Siberian Spruce (Picea obovata, syn. Picea abies subsp. obovata) is a spruce native to Siberia, from the Ural Mountains east to Magadan Oblast, and from the arctic tree line south to the Altay Mountains in northwestern Mongolia.
It is a medium-sized evergreen tree growing to 15-35 m tall, and with a trunk diameter of up to 1.5 m, and a conical crown with drooping branchlets. The shoots are orange-brown, with variably scattered to dense pubescence. The leaves are needle-like, 1-2 cm long, rhombic in cross-section, shiny green to grayish-green with inconspicuous stomatal lines; the leaves subtending a bud are distinctively angled out at a greater angle than the rest of the leaves (a character shared by only two or three other spruces). The cones are cylindric-conic, 5-10 cm long and 1.5-2 cm broad, green or purple, maturing glossy brown 4-6 months after pollination, and have stiff, smoothly rounded scales.

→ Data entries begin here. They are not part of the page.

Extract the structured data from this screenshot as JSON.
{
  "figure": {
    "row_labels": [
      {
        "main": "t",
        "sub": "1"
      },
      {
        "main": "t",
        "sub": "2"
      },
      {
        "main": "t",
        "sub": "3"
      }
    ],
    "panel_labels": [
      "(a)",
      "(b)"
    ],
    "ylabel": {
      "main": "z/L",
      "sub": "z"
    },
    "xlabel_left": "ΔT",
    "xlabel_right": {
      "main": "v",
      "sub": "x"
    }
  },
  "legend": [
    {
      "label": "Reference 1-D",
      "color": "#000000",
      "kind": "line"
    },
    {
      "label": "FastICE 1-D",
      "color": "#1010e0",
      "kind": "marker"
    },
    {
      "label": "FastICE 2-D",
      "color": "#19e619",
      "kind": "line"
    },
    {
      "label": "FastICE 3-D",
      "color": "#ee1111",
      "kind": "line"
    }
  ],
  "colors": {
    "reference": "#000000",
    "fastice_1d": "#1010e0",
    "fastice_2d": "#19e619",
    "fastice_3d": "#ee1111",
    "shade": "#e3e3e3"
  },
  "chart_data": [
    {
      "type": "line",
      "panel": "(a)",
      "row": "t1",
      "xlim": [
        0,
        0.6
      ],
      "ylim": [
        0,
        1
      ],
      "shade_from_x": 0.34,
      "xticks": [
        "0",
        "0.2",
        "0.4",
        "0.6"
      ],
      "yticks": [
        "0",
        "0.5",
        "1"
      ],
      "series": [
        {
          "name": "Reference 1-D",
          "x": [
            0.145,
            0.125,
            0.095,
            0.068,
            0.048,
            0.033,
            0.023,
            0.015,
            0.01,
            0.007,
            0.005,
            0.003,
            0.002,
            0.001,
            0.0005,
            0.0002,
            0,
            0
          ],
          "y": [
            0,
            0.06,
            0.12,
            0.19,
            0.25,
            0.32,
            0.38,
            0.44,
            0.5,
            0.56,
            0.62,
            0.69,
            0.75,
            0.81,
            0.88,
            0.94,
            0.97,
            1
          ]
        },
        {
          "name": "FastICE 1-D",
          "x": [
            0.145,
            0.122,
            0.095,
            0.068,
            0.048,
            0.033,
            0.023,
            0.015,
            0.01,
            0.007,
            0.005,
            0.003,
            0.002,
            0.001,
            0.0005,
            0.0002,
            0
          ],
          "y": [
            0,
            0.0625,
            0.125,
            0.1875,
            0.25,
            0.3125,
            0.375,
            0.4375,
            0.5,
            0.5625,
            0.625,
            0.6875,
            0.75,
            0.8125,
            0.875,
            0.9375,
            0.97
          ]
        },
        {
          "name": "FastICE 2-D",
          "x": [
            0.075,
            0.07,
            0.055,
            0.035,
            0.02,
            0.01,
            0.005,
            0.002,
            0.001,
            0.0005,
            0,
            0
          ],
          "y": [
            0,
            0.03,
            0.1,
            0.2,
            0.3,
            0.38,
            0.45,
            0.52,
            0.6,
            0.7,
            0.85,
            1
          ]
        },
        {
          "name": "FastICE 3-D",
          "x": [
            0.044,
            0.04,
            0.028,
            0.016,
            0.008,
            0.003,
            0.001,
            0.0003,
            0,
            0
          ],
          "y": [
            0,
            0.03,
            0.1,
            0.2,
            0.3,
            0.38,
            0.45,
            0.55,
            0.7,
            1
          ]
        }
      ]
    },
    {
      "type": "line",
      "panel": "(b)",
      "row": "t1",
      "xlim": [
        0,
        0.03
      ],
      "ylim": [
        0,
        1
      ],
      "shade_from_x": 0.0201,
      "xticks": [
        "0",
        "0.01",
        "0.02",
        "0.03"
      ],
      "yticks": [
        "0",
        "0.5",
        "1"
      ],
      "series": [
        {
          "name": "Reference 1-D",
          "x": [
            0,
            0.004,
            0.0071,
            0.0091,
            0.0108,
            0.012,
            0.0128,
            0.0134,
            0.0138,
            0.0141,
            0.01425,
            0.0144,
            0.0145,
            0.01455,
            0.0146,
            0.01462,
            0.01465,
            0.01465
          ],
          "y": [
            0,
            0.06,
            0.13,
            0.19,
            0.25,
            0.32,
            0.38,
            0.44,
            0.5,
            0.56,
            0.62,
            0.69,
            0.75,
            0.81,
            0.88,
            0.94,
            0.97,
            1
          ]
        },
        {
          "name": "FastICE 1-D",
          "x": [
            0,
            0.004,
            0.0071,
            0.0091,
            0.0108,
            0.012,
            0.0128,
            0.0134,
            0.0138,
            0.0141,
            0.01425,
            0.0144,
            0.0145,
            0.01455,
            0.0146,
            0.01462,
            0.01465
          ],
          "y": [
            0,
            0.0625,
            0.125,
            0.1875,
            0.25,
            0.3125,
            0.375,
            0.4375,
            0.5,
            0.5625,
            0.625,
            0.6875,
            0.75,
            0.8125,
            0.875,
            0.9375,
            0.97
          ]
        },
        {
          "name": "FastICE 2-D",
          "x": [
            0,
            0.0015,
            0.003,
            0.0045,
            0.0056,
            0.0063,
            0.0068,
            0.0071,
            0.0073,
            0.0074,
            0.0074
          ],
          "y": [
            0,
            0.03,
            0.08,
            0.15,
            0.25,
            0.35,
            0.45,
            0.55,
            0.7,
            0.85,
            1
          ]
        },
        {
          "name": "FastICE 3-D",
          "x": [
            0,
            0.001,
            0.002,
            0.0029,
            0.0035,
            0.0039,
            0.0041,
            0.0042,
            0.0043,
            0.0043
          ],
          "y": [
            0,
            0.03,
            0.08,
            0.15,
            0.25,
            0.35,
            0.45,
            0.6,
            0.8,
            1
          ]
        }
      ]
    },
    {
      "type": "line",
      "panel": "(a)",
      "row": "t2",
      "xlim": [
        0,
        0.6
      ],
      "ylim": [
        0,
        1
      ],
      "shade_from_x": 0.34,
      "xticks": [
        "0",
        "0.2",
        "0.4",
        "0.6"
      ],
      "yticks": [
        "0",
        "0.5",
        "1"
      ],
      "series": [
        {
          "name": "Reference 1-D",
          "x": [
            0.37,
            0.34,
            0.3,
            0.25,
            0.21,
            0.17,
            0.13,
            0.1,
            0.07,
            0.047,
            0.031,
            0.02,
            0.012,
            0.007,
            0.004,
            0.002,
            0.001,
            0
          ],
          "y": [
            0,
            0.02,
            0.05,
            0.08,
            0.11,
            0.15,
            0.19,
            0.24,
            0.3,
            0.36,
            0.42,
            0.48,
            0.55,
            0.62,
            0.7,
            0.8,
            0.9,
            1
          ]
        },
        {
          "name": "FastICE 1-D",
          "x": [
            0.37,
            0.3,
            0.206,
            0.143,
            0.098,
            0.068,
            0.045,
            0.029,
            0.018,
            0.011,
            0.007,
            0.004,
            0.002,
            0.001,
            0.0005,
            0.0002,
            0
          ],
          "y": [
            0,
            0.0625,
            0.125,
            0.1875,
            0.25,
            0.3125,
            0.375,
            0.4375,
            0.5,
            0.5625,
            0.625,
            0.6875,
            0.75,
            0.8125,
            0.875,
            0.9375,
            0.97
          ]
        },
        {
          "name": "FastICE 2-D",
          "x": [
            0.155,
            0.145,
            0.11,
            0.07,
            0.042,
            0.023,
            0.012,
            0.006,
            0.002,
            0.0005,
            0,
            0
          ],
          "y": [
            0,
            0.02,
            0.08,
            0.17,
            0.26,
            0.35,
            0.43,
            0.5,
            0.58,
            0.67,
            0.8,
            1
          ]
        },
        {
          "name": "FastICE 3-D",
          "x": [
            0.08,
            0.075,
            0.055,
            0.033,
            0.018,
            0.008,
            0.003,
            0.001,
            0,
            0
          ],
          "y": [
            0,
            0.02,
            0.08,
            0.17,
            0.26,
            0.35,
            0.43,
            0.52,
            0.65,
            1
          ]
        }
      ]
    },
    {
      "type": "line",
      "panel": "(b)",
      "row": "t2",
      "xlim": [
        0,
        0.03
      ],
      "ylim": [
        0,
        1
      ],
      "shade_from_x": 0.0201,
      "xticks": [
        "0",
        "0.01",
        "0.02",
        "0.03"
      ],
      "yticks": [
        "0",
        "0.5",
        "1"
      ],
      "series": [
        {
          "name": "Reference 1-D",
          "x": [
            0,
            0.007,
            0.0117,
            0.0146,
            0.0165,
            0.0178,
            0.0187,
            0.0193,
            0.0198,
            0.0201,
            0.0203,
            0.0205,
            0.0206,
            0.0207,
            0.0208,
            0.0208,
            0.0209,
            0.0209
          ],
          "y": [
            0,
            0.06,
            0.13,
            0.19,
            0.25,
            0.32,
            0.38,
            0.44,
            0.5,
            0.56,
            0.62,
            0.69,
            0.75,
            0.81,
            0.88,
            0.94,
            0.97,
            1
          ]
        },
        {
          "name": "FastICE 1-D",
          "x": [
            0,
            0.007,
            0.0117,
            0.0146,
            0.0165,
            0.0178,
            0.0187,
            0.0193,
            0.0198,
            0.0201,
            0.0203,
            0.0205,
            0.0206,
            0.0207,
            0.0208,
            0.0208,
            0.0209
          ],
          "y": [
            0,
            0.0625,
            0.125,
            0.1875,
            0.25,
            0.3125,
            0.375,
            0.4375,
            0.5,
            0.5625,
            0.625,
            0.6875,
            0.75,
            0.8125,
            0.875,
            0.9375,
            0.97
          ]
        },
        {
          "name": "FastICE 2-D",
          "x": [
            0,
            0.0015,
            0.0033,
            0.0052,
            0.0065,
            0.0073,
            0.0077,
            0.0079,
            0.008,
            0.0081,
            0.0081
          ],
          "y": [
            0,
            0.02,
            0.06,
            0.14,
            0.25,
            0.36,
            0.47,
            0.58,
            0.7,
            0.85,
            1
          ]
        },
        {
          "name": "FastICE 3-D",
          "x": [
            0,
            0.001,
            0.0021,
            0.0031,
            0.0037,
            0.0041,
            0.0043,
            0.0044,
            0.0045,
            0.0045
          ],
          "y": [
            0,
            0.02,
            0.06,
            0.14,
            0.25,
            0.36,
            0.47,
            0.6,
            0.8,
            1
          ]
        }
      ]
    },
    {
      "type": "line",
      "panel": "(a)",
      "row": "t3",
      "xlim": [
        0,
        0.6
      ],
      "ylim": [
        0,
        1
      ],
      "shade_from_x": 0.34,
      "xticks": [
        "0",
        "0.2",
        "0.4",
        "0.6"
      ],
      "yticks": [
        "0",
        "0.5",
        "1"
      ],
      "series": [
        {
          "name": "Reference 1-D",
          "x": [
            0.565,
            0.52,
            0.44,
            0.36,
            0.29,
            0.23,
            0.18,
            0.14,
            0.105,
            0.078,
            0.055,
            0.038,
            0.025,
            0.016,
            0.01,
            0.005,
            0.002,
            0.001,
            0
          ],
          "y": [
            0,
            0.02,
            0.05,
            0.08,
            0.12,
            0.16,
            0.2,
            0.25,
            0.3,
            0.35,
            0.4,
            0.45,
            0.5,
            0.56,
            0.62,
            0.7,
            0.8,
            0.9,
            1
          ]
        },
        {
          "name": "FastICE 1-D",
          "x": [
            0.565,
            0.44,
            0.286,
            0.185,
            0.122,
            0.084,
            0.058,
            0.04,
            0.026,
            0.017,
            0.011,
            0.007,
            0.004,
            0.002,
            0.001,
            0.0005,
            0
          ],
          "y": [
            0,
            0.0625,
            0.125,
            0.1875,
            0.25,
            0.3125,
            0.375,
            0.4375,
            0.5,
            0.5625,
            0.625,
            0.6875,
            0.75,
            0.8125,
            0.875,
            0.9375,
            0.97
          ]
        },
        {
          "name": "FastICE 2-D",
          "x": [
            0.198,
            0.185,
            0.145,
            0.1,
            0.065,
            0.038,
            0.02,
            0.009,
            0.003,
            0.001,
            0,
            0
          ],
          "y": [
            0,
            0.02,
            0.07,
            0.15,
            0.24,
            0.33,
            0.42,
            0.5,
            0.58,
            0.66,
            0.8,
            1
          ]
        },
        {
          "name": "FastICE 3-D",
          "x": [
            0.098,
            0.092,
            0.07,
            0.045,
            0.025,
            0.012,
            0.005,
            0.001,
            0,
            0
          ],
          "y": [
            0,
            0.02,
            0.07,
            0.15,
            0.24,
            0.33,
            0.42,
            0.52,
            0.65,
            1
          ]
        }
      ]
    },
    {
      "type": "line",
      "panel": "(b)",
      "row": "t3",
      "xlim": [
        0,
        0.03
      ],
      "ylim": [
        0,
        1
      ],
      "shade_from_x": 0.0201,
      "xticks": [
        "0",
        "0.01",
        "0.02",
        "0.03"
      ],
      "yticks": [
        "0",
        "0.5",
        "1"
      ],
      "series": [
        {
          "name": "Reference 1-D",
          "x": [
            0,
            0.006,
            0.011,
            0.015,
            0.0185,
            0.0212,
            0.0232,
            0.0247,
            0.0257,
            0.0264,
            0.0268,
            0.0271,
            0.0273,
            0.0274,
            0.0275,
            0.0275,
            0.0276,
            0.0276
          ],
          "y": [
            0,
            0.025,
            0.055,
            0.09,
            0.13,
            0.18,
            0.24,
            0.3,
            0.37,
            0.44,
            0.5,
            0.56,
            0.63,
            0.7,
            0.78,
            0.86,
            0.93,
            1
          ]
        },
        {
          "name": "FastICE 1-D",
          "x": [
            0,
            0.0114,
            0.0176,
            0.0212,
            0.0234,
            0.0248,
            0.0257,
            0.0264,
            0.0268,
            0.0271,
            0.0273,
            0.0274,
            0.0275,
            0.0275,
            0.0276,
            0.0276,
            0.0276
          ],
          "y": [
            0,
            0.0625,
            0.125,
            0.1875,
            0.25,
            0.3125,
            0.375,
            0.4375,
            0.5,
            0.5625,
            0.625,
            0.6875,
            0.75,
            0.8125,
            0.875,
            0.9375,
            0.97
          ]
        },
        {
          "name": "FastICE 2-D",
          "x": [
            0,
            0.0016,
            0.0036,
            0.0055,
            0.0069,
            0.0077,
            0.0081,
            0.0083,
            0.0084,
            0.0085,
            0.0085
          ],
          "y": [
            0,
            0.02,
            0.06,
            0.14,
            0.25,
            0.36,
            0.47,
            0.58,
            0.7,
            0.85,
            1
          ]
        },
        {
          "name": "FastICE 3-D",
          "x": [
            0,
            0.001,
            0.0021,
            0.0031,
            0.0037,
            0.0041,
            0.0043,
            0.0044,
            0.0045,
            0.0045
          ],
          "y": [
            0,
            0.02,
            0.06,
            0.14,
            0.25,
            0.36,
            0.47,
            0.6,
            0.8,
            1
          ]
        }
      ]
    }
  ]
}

Siberian Spruce hybridises extensively with Norway Spruce where the two species (or subspecies) meet in northeastern Europe; trees over a broad area from extreme northeast Norway and northern Finland east to the Ural Mountains are classified as the hybrid Picea × fennica (Regel) Komarov (or P. × subsp. fennica, if the two taxa are considered subspecies); they differ from typical P. obovata from east of the Urals in having cones with less smoothly rounded, often triangular-pointed, scales.